La théologie chrétienne, innovée, prouvait le triomphe de Paul. Pierre — qui n’aimait pas les Pharisiens — déplaisait aux purs orthodoxes ; Jacques — qui avait dit : A quoi bon parler de foi quand les œuvres manquent ? — devait être sacrifié. Les théologiens paulinistes s’appuyaient forcément de la Bible, — la Bible inspirée des Septante, dit Justin, — et le Dieu de Paul, le Dieu des Juifs, irascible, reconquit sa place, ses fonctions d’impitoyable justicier. La Loi, ce fut la Bible hébraïque, toute la Bible, et non plus seulement le Pentateuque : La Loi constitua le péché. Un concile, à Carthage, marqua au front les condamnés du Dieu des juifs, les apostats et les tombés (lapsi) ; saint Cyprien affirma l’obligation du baptême à cause du péché originel sanctionné dans le texte de la Genèse, et soixante-cinq évêques, assemblés en Afrique (256), déclarèrent enfin qu’il n’y avait pas de validité de baptême hors de l’Église catholique, qu’il n’y aurait de résurrection que pour les Chrétiens, selon la parole de Paul : Les adorateurs du vrai Dieu, revêtus de la substance de l’éternité, seront pour toujours unis à Dieu ; les infidèles, et ceux qui n’auront pas trouvé grâce devant Dieu, seront condamnés à des flammes éternelles ! Jérusalem était réédifiée en Occident, à Rome ; le rêve de Paul se réalisait.

Le christianisme juif, utilitaire, s’avouait avec un cynisme touchant : Je veux, dit Tertullien, que nos dogmes ne soient que faussetés et préjugés, ils n’en sont pas moins nécessaires ; que ce soient des absurdités, ces absurdités ne laissent pas d’être utiles. L’aveu de l’utilité justifiant les dogmes montre le changement accompli, radical. Il y avait aussi, maintenant, chez les Chrétiens, comme jadis en Israël, une haine pratique, attisée contre les adversaires de l’Église. Prisonnier de Sapor, qui lui infligeait toutes les humiliations, Valérien — auteur de la huitième persécution, — après avoir servi d’escabeau au Roi des rois son vainqueur, venait de subir une mort épouvantable, ignominieuse : écorché vif, sa peau, tannée, emplie, et peinte en rouge, avait été suspendue à la voûte d’un temple perse... Les Chrétiens disaient, sans causer de scandale, que ces tortures — dont ils se plaisaient à détailler les horreurs, — n’étaient que le juste châtiment d’un Dieu courroucé !

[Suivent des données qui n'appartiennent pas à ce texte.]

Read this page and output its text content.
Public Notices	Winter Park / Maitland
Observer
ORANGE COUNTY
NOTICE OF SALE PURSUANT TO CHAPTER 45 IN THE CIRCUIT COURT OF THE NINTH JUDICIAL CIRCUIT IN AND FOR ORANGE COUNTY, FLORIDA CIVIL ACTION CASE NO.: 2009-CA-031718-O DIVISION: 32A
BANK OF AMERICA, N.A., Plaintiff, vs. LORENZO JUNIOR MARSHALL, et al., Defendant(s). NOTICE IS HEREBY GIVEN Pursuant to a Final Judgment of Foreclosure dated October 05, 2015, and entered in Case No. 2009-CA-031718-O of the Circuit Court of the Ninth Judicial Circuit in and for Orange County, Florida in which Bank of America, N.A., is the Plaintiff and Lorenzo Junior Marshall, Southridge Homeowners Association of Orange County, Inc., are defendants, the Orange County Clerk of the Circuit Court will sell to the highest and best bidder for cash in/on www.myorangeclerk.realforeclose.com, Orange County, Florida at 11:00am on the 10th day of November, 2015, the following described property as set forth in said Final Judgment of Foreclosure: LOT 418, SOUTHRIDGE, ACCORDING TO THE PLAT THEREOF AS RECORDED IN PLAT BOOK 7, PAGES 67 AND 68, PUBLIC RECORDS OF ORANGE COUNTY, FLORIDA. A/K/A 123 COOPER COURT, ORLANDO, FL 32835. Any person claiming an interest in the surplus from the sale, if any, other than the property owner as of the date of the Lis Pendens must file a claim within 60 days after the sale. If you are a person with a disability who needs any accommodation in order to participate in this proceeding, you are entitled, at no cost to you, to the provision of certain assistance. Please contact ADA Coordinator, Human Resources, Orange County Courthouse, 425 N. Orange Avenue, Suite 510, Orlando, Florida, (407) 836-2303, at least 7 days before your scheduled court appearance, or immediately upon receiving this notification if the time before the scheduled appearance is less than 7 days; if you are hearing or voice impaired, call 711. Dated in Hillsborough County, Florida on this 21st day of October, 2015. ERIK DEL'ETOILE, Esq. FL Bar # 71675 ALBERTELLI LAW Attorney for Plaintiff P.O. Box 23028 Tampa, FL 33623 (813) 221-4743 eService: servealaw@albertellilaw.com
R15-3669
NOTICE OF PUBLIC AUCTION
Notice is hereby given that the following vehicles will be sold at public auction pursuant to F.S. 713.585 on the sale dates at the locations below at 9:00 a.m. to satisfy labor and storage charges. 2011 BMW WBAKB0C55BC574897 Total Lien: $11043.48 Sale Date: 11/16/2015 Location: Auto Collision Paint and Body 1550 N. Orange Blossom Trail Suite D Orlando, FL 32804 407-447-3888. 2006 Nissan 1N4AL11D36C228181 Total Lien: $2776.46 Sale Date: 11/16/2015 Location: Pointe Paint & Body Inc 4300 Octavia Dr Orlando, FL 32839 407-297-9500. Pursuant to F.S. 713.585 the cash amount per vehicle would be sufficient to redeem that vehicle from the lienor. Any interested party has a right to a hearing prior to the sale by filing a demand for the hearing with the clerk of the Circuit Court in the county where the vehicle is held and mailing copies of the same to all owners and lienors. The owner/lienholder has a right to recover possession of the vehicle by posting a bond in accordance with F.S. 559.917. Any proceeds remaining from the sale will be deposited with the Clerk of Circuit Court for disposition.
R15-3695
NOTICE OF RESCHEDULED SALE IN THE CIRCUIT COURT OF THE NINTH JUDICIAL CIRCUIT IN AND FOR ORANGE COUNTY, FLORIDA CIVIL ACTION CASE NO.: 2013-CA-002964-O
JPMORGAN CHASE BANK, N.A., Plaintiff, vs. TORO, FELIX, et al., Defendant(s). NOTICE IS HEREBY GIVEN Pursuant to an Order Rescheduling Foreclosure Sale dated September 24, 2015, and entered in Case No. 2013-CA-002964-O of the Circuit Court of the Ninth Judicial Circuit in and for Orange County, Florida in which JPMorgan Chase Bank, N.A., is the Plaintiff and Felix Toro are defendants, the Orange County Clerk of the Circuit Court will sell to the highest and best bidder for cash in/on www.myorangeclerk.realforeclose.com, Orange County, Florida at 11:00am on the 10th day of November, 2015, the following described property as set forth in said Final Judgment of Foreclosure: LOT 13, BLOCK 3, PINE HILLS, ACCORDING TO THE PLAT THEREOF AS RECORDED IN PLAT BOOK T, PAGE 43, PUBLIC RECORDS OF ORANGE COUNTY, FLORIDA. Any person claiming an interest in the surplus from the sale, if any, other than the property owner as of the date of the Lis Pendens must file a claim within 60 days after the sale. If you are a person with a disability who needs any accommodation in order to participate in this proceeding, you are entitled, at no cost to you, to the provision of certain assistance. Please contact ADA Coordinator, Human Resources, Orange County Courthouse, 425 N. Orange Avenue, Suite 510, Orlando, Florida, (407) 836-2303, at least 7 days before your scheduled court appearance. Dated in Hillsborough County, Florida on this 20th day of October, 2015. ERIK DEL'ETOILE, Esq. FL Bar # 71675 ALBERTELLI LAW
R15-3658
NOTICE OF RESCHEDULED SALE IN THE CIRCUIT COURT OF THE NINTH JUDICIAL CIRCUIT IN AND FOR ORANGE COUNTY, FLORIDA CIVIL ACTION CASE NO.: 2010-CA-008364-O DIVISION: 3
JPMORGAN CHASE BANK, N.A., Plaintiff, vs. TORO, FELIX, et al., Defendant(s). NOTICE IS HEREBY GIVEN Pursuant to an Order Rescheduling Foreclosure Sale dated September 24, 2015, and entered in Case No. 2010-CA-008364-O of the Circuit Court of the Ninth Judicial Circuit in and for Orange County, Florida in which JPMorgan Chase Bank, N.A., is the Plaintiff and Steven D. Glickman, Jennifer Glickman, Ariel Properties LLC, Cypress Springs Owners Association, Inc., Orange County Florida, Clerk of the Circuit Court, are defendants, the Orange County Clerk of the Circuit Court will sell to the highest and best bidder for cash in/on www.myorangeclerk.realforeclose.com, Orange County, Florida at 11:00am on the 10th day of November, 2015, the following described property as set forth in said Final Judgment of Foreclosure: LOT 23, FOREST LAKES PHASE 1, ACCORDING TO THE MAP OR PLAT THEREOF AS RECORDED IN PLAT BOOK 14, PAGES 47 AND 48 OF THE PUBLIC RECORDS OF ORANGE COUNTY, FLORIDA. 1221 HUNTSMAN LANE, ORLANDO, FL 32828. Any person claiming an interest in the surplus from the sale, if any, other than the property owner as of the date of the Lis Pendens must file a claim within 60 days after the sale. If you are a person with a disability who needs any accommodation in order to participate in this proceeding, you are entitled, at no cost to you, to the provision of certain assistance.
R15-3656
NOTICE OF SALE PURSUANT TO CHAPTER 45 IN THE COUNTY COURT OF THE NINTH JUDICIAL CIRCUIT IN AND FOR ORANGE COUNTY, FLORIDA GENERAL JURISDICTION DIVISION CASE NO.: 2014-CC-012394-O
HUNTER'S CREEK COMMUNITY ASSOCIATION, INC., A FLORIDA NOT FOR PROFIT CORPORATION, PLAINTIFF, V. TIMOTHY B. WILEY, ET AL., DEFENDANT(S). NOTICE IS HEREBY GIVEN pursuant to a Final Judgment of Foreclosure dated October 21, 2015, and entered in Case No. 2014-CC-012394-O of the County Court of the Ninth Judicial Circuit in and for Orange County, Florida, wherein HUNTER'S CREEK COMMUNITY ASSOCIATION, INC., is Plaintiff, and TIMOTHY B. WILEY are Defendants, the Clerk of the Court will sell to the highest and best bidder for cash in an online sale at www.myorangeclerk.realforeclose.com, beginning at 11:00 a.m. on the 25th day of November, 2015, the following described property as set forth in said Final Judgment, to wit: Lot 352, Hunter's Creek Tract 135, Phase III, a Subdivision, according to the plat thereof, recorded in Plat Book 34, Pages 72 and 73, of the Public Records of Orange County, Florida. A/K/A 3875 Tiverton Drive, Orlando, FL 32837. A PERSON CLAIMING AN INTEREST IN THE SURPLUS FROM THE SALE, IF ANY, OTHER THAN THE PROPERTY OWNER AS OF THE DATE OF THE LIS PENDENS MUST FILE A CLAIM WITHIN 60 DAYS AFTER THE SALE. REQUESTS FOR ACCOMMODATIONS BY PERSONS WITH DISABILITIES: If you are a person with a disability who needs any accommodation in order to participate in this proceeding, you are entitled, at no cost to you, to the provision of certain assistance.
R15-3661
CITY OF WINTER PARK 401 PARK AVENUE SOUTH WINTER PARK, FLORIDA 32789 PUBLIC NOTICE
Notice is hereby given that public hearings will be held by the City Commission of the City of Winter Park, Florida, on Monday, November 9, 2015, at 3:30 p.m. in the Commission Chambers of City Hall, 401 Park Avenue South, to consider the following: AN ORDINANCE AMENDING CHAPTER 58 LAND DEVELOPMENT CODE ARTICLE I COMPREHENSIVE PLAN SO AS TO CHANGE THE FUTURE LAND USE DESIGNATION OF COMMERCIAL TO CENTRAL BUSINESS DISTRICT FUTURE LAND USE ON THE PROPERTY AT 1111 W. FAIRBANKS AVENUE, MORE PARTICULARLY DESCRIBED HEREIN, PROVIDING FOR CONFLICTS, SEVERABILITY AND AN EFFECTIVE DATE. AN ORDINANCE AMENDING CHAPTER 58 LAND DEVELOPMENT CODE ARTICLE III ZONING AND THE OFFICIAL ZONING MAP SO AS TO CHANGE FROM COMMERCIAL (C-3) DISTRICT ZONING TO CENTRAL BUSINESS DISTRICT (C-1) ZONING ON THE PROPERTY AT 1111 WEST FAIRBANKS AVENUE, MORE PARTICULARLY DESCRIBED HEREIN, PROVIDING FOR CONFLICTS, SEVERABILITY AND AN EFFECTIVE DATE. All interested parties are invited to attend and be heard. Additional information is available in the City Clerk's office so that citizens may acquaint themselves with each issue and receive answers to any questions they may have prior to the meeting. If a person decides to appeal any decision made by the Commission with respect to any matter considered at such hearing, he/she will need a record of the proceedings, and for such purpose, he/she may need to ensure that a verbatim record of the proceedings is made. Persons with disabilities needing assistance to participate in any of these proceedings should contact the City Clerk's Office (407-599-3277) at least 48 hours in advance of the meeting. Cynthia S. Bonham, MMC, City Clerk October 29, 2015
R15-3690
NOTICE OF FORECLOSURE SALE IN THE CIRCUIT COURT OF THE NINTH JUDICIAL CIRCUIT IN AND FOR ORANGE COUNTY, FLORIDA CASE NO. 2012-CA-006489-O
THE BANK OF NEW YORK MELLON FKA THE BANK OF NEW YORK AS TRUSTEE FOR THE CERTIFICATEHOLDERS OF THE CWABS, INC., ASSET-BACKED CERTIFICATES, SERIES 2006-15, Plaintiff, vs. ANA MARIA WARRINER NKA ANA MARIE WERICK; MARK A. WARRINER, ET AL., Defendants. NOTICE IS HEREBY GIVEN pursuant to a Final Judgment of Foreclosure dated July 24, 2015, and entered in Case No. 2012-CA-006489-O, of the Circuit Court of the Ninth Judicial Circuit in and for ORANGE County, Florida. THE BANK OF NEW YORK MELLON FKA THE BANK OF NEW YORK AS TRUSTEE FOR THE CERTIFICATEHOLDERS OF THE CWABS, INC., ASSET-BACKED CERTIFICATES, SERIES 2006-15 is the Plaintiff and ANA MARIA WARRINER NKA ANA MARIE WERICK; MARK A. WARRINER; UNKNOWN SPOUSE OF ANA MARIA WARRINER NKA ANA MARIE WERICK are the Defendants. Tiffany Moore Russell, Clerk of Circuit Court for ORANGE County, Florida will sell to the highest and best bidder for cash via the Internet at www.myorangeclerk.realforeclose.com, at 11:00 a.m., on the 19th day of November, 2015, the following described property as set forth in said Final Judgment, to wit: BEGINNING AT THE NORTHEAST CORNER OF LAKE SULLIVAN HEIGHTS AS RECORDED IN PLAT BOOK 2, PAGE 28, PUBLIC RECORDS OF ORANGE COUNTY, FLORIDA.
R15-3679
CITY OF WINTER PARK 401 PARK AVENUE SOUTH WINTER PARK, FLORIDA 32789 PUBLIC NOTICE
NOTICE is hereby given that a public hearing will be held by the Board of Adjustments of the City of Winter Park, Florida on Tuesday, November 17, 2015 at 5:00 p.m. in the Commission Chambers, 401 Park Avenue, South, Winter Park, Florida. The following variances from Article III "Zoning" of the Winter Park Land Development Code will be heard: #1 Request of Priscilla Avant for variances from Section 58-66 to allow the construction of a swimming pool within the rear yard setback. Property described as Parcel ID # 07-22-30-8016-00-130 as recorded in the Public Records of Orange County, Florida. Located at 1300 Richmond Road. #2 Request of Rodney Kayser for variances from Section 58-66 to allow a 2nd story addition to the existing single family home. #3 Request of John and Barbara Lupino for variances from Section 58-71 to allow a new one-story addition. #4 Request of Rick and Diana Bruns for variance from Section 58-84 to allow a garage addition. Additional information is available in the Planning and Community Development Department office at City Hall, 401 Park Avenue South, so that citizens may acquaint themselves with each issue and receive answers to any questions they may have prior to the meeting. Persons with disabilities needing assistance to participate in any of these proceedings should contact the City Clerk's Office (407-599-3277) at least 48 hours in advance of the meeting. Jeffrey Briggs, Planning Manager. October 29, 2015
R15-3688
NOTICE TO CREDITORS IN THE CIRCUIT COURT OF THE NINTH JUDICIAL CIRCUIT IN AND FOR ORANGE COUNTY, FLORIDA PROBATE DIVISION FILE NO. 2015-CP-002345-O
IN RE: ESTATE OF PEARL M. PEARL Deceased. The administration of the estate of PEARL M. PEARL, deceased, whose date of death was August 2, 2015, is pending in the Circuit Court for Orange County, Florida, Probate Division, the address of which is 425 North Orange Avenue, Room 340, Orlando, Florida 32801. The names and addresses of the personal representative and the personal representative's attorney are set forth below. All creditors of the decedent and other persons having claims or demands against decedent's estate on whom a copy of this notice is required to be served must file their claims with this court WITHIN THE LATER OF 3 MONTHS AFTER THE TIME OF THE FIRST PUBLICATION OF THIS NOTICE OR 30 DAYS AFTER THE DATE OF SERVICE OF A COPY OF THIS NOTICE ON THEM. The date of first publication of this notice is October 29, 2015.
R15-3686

C’était bien l’esprit du Sanhédrin revivifié ; il semblait qu’on entendît la voix de Paul, aigre, vindicative, infatigable. L’ère des Évangélistes était close ; Jésus était trahi ; contrairement à la parole du Sauveur, le royaume de Dieu devait être de ce monde, ainsi que les prophètes d’Israël l’avaient décrété.